Often included are thumb-nail bios of the applicants and some of the abstracts from the applications, none of which are more abstruse than that submitted for the Space Based Magnetic Vortex Accelerator and Methods of Use, “having one or more sections of magnetic material configured as a conduit with a flightpath therethrough for the spacecraft, a magnetic coil field generator electrically connected to said one or more sections of magnetic material configured to generate a space based magnetic field via said one or more sections of magnetic material, a power plant electrically connected to said magnetic coil field generator, said power plant generator, one or more magnetic field receivers affixed to the spacecraft, said one or more magnetic field receivers configured to magnetically engage said space based magnetic field.” But that one is an outlier.
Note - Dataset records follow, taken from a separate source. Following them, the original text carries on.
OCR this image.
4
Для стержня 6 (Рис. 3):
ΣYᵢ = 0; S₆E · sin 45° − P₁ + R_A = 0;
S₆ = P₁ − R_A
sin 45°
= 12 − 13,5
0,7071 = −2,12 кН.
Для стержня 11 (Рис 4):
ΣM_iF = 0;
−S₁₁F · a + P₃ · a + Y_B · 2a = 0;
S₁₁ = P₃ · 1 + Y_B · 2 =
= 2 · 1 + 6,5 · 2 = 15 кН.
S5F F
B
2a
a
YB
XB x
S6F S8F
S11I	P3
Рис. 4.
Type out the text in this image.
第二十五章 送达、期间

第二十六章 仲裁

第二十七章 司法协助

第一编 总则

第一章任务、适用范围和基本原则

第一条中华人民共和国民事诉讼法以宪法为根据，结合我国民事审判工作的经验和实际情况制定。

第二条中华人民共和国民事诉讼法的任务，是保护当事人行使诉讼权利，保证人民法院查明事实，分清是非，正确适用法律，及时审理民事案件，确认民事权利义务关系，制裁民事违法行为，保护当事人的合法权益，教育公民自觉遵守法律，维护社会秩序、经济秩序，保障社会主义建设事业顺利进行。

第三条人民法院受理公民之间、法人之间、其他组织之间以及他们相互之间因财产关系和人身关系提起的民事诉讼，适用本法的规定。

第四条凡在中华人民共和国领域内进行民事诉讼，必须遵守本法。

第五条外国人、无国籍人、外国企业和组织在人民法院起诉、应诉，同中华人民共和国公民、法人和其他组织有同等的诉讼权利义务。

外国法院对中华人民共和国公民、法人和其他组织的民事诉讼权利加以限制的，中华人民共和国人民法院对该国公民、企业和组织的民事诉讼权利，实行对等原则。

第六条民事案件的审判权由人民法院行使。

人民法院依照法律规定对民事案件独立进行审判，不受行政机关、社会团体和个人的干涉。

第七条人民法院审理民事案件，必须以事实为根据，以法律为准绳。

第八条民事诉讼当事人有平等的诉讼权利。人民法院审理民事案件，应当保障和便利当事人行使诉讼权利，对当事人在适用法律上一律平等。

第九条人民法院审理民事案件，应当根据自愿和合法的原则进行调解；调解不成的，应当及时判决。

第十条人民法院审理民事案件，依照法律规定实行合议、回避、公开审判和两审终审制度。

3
Andy Sturdevant, who compiled these illustrations for patent applications, takes delight in their ways of depicting the ideas explained, from noting trends in lettering and numbering on patents, which tend to fall into two categories: those for the design of a spacecraft shape and those for spacecraft function (i.e., how the mechanism will work). The Outer Periphery also has a chapter on design John Quincy St. Clair, responsible for six patent applications collected here, including one for a Full Body Teleportation System.

Clearly a work of work of joy and care, The Outer Periphery is great for artists, designers, illustrators, and, well, engineers fascinated by untried ideas.